This is a question about simple arithmetic, especially multiplication, of positive integers. The usual way of computing the product of, for example $53$ and $47$, is $$ 53\times 47=50\times 40 + 3 \times 40+50\times 7+3 \times 7 = 2000+120+350+21 = 2491, $$ but by playing with formulae like $(a+b)(a-b)=a^2-b^2$ a for a while, one easily get a lot of tricks for more efficient computation in special cases.
Some people use these tricks quite often, while others prefer using the standard route (unless the shortcut is very obvious), and do not think these tricks are very efficient.
Here is another "shortcut". Some people memorize the product of any two two-digit integers, and do all computations in base $100$. This appears to increase the efficiency of multiplication.
On the other hand, however, for integer multiplication in computers, I have not seen an algorithm which saves all result from $1\times 1$ to $127\times 127$ in the memory and then do computation in base $128.$ (Or, to take it to the extreme, for 2-bit signed integers, save all result from $0\times 0$ to $32767\times 32767$ in the memory, and when doing multiplication, just use a bunch of "if" to look up in the table.)

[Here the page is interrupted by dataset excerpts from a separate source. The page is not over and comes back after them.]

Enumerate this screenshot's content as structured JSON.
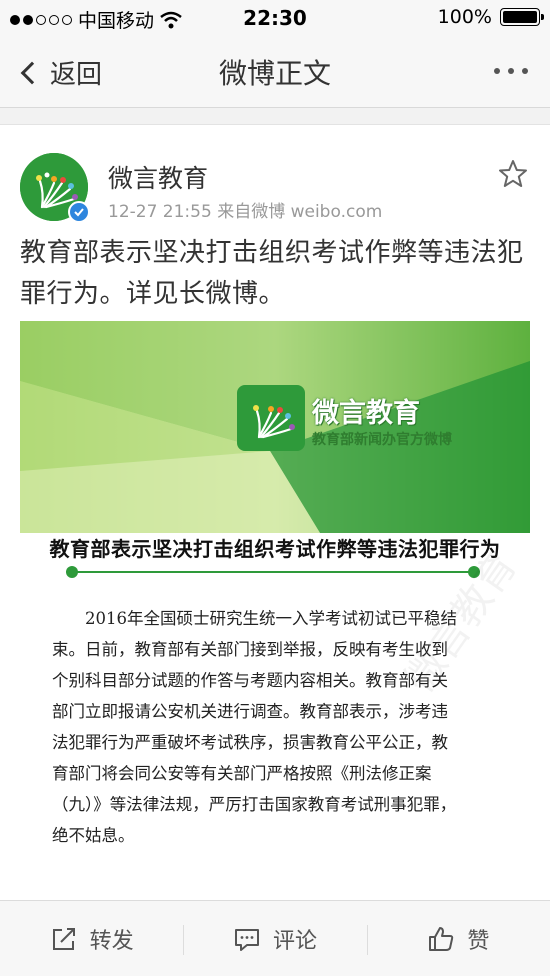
{
  "status_bar": {
    "carrier": "中国移动",
    "time": "22:30",
    "battery": "100%",
    "battery_level": 1.0
  },
  "nav": {
    "back_label": "返回",
    "title": "微博正文"
  },
  "post": {
    "author": "微言教育",
    "meta": "12-27 21:55  来自微博 weibo.com",
    "text": "教育部表示坚决打击组织考试作弊等违法犯罪行为。详见长微博。"
  },
  "image": {
    "logo_title": "微言教育",
    "logo_subtitle": "教育部新闻办官方微博",
    "article_title": "教育部表示坚决打击组织考试作弊等违法犯罪行为",
    "body_lines": [
      "　　2016年全国硕士研究生统一入学考试初试已平稳结",
      "束。日前，教育部有关部门接到举报，反映有考生收到",
      "个别科目部分试题的作答与考题内容相关。教育部有关",
      "部门立即报请公安机关进行调查。教育部表示，涉考违",
      "法犯罪行为严重破坏考试秩序，损害教育公平公正，教",
      "育部门将会同公安等有关部门严格按照《刑法修正案",
      "（九）》等法律法规，严厉打击国家教育考试刑事犯罪，",
      "绝不姑息。"
    ],
    "watermark": "微言教育"
  },
  "actions": {
    "repost": "转发",
    "comment": "评论",
    "like": "赞"
  },
  "colors": {
    "brand_green": "#2e9a3a",
    "verified_blue": "#2e86de"
  },
  "icons": [
    "back-chevron-icon",
    "more-icon",
    "star-icon",
    "verified-icon",
    "repost-icon",
    "comment-icon",
    "like-icon"
  ]
}
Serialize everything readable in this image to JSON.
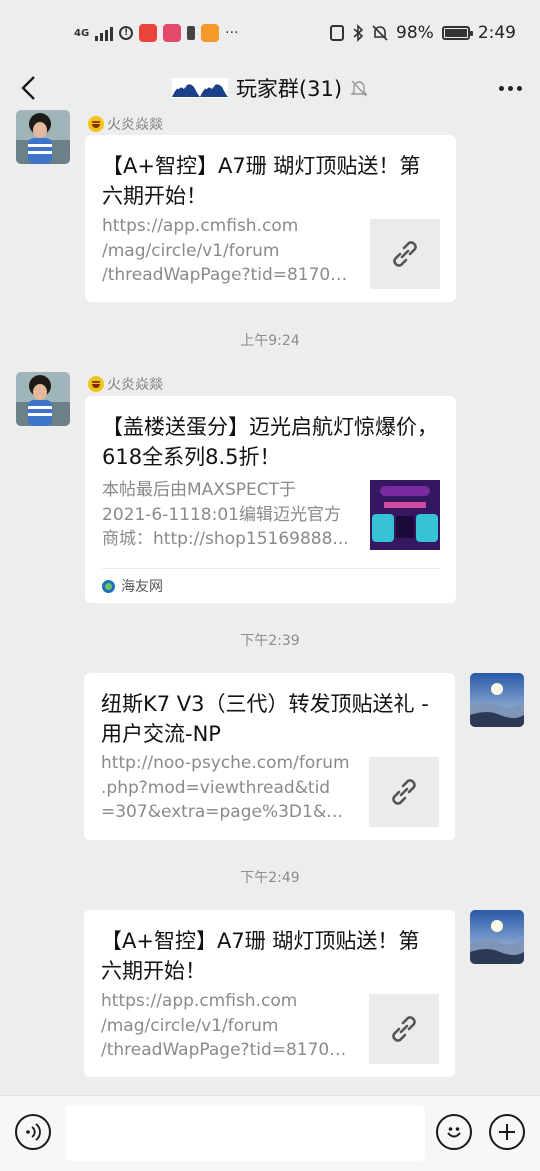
{
  "status_bar": {
    "network": "4G",
    "battery_percent": "98%",
    "time": "2:49",
    "dots": "···"
  },
  "header": {
    "title": "玩家群(31)"
  },
  "messages": [
    {
      "nickname": "火炎焱燚",
      "title": "【A+智控】A7珊 瑚灯顶贴送！第六期开始！",
      "desc_lines": [
        "https://app.cmfish.com",
        "/mag/circle/v1/forum",
        "/threadWapPage?tid=81709..."
      ]
    },
    {
      "timestamp": "上午9:24",
      "nickname": "火炎焱燚",
      "title": "【盖楼送蛋分】迈光启航灯惊爆价，618全系列8.5折！",
      "desc_lines": [
        "本帖最后由MAXSPECT于",
        "2021-6-1118:01编辑迈光官方",
        "商城：http://shop15169888..."
      ],
      "source": "海友网"
    },
    {
      "timestamp": "下午2:39",
      "title": "纽斯K7 V3（三代）转发顶贴送礼 - 用户交流-NP",
      "desc_lines": [
        "http://noo-psyche.com/forum",
        ".php?mod=viewthread&tid",
        "=307&extra=page%3D1&mo..."
      ]
    },
    {
      "timestamp": "下午2:49",
      "title": "【A+智控】A7珊 瑚灯顶贴送！第六期开始！",
      "desc_lines": [
        "https://app.cmfish.com",
        "/mag/circle/v1/forum",
        "/threadWapPage?tid=81709..."
      ]
    }
  ],
  "input": {
    "placeholder": ""
  }
}
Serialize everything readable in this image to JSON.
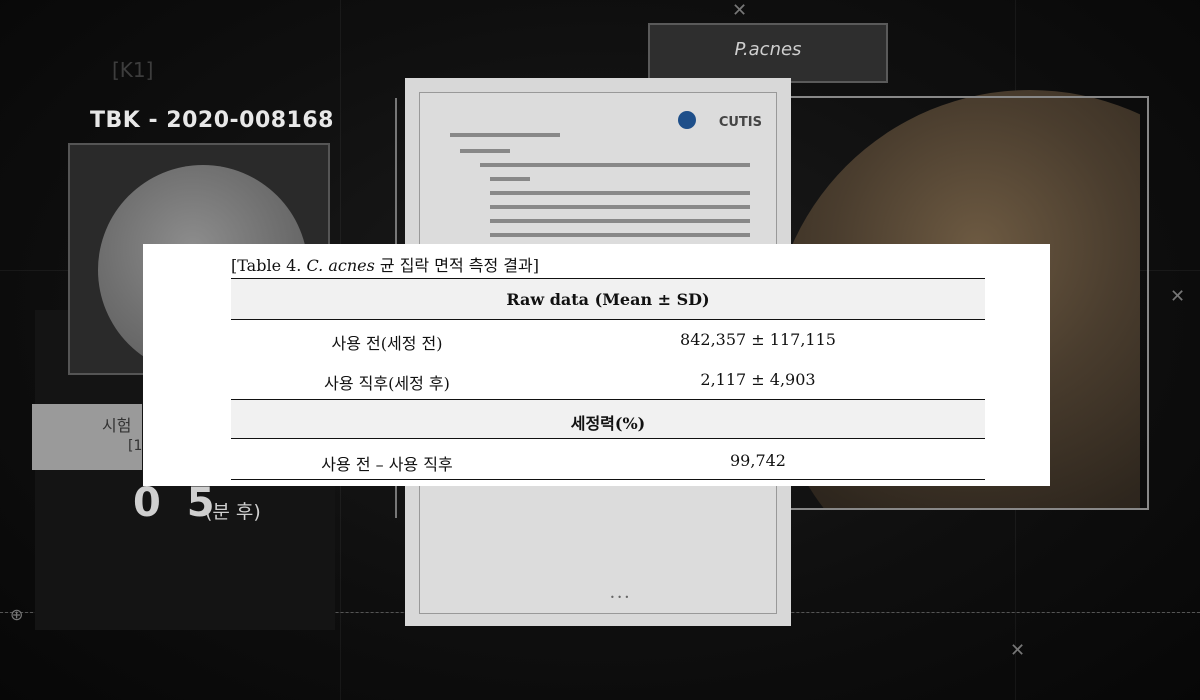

Also, I have never seen computers use formulae like $(a+b)(a-b)=a^2-b^2$ to achieve faster arithmetic.
So, this leads to the following questions:
- What is the reason why these tricks and shortcuts do not work well for computers?
- Why do these tricks sometimes work well for humans? (Well, we have to answer this first: does it really actually work for humans? Or is it just our illusions?)